Unerwartet war Kwarteng am Donnerstagabend von Washington DC zu einem Notfalltreffen mit Truss nach London zurückgeflogen. Der Premierminister plante, einen Großteil des umstrittenen Mini-Budgets von Kwarteng erneut zurückzuziehen, diesmal versprach er, die geplante Körperschaftssteuererhöhung rückgängig zu machen.
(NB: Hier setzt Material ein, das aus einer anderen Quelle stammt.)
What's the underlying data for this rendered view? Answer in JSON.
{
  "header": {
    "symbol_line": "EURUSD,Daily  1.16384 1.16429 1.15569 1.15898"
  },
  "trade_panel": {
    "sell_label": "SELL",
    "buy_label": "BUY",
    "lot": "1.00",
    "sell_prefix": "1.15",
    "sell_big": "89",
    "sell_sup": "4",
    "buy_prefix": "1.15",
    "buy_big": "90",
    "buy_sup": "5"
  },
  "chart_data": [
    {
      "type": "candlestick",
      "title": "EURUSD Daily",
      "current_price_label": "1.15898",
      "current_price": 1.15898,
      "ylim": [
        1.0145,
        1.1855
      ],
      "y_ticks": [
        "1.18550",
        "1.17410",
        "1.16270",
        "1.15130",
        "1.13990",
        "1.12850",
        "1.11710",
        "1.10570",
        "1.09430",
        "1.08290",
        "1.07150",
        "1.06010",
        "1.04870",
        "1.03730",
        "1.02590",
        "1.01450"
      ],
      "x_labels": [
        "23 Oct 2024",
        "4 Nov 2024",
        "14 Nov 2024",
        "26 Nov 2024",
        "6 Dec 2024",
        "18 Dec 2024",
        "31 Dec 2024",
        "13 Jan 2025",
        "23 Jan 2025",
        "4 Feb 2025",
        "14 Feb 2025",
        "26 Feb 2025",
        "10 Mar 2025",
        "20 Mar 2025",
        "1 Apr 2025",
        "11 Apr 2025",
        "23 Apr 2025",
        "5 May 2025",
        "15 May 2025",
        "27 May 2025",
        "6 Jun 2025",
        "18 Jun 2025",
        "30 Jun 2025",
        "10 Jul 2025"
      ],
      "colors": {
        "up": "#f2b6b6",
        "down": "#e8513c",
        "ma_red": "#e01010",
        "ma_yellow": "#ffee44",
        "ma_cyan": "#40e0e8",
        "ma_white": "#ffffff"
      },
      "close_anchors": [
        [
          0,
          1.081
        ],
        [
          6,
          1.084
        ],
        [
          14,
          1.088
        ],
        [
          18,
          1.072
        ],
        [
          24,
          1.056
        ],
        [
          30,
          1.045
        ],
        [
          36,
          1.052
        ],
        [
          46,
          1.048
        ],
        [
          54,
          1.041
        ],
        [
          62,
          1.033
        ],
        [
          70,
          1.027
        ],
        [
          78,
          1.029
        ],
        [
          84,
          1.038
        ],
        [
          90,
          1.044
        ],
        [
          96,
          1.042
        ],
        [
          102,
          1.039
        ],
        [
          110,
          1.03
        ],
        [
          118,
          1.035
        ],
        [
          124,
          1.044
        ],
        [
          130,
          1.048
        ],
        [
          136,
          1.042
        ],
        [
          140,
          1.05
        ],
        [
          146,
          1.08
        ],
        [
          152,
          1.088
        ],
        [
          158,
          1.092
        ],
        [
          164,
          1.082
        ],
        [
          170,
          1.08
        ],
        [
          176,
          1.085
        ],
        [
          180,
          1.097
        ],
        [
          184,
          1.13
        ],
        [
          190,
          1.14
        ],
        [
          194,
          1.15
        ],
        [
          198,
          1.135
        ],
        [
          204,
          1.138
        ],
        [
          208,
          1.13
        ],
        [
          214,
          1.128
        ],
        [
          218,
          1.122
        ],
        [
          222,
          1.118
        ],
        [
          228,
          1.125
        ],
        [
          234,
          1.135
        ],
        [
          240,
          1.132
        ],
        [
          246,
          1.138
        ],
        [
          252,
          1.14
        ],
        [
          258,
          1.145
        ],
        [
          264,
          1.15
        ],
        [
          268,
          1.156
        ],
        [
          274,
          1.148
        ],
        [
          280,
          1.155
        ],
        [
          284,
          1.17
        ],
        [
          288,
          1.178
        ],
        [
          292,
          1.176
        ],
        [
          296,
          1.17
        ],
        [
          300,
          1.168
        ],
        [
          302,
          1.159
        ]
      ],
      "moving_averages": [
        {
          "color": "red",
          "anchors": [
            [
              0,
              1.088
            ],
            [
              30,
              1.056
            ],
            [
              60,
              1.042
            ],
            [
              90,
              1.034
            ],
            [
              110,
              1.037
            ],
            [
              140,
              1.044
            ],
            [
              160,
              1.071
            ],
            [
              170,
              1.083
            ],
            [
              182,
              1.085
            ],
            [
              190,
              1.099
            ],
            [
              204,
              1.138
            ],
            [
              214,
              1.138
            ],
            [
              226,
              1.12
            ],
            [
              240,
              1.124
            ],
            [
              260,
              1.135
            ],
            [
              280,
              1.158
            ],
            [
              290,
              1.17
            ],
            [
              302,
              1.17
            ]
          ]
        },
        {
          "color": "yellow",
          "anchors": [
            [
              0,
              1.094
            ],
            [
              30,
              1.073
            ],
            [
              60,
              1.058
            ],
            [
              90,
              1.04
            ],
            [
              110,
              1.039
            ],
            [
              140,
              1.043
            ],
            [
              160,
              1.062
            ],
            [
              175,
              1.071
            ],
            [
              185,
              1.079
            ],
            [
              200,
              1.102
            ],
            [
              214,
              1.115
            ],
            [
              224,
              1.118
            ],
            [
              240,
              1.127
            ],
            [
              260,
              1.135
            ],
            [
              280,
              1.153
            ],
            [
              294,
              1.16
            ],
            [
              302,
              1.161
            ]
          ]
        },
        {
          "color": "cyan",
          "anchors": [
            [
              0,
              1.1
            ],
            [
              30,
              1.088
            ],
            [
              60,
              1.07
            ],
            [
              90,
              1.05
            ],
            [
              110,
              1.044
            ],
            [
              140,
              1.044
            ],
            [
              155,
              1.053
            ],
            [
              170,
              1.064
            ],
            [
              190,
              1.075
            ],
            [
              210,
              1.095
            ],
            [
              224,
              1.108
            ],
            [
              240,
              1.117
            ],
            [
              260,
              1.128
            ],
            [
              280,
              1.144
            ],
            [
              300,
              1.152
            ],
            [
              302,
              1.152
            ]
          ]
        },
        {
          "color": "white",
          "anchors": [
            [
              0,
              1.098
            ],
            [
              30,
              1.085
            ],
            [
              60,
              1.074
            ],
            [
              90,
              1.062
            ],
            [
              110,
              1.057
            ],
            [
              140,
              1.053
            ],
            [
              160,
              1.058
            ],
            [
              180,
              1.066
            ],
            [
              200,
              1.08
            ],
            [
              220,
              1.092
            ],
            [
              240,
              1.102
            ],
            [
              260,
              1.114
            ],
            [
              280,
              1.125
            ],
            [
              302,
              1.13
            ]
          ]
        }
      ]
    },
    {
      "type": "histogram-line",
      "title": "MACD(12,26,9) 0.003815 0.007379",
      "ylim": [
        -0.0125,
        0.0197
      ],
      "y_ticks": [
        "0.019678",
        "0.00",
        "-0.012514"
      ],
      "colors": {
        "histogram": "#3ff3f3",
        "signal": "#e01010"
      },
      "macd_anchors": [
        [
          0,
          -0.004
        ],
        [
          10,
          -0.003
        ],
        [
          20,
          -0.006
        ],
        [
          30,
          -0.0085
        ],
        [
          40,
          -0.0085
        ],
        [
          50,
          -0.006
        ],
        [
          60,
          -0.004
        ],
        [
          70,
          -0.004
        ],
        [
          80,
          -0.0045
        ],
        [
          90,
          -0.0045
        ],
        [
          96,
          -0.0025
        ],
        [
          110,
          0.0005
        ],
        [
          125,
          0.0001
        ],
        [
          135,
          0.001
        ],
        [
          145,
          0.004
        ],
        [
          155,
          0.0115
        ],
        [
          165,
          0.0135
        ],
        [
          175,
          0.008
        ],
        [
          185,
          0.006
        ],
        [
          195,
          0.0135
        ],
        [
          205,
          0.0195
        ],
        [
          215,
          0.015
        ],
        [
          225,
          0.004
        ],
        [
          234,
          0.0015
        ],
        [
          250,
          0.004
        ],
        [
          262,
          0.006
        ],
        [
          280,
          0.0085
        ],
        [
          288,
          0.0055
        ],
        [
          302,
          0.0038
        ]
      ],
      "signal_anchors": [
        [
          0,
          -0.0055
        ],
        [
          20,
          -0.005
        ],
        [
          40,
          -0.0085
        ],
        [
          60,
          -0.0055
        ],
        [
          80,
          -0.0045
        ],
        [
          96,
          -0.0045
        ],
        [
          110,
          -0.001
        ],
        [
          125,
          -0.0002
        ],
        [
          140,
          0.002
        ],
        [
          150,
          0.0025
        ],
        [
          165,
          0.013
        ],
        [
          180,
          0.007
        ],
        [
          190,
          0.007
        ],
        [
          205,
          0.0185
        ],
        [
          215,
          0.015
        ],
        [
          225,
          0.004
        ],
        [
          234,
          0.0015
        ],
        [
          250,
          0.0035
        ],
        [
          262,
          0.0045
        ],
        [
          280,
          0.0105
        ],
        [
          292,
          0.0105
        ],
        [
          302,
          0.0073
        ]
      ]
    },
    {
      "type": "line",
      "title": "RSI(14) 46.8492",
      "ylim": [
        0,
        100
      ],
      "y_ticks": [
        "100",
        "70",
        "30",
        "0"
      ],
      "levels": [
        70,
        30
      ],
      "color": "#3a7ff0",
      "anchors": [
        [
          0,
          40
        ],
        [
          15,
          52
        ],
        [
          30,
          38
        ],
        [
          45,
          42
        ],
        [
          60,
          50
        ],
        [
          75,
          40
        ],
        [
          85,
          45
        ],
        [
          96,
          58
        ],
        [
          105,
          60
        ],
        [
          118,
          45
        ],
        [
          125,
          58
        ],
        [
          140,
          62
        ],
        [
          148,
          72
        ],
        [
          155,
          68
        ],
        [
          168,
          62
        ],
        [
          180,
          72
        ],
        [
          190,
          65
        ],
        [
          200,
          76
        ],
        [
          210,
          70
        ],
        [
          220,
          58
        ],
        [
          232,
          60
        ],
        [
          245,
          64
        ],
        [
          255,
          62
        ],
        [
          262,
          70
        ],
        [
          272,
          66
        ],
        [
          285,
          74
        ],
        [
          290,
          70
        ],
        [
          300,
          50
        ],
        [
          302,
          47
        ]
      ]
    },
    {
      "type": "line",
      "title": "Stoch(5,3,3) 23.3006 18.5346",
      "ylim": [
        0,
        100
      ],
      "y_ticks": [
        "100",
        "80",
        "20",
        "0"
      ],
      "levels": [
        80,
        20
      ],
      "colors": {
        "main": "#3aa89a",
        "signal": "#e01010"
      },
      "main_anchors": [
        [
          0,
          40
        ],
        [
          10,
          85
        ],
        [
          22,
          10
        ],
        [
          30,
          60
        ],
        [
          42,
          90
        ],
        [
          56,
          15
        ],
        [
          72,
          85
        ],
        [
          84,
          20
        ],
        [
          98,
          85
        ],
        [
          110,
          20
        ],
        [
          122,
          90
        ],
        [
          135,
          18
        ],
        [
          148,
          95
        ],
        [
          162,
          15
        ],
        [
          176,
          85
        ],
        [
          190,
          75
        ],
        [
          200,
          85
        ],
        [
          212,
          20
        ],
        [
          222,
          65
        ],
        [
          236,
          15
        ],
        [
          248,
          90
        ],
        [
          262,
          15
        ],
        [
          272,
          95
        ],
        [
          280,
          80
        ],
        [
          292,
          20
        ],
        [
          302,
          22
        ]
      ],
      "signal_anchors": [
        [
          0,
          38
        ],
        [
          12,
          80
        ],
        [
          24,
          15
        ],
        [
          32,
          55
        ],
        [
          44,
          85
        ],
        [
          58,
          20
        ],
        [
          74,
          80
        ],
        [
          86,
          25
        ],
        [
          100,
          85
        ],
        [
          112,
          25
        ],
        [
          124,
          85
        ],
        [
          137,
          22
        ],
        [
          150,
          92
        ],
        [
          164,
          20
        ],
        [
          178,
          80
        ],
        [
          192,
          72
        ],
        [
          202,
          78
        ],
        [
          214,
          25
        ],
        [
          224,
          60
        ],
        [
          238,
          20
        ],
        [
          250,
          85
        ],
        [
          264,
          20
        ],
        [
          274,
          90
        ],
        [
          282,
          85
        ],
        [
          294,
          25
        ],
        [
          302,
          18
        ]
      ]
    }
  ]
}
Sie wird sich später heute an die Presse wenden. Von der Wirtschaftspolitik des Anfang September angetretenen Kabinetts Truss ist mit der Haushaltsanpassung wenig übrig geblieben. Truss hat im Vorfeld der Wahlen zur Führung der Konservativen Partei mit dem Versprechen gekämpft, die Steuern zu senken.
In einem an Truss adressierten Rücktrittsschreiben unterstützt Kwarteng weiterhin seine Finanzpolitik. „Dem Status quo zu folgen, war einfach keine Option“, schreibt er. „Dieses Land wurde zu lange von niedrigen Wachstumsraten und hohen Steuern heimgesucht – das muss sich ändern, wenn dieses Land erfolgreich sein soll.“
Lizz Truss hat am Freitagnachmittag Jeremy Hunt zum neuen Finanzminister ernannt. Er ist der vierte in drei Monaten. Hunt leitete zuvor die Ministerien für auswärtige Angelegenheiten, Kultur und Gesundheit.
Fachwerk positionieren
Kwartengs Abgang macht Truss‘ Premiership sehr instabil. Truss und Kwarteng sind seit Jahren gute Freunde und Seelenverwandte. Das Budget, das am Rentenmarkt für Aufruhr sorgte, war ein gemeinsames Projekt. Es ist unklar, wie Truss sich von dieser politischen Niederlage erholen kann. Der Abgang eines Finanzministers (offizieller Titel: The Second Lord of the Treasury) hat in der Regel erhebliche Konsequenzen für den Premierminister (den First Lord of the Treasury). Anfang Juli führte der Rücktritt von Finanzminister Rishi Sunak zum Sturz von Boris Johnson.
Innerhalb der Konservativen Partei wird bereits ein Putsch vorbereitet, Rishi Sunak soll als Premierminister vorgeschlagen werden. Diese ehemalige Finanzministerin hat oft vor Truss‘ radikalen Plänen gewarnt und war ihre größte Herausforderin bei den Führungswahlen.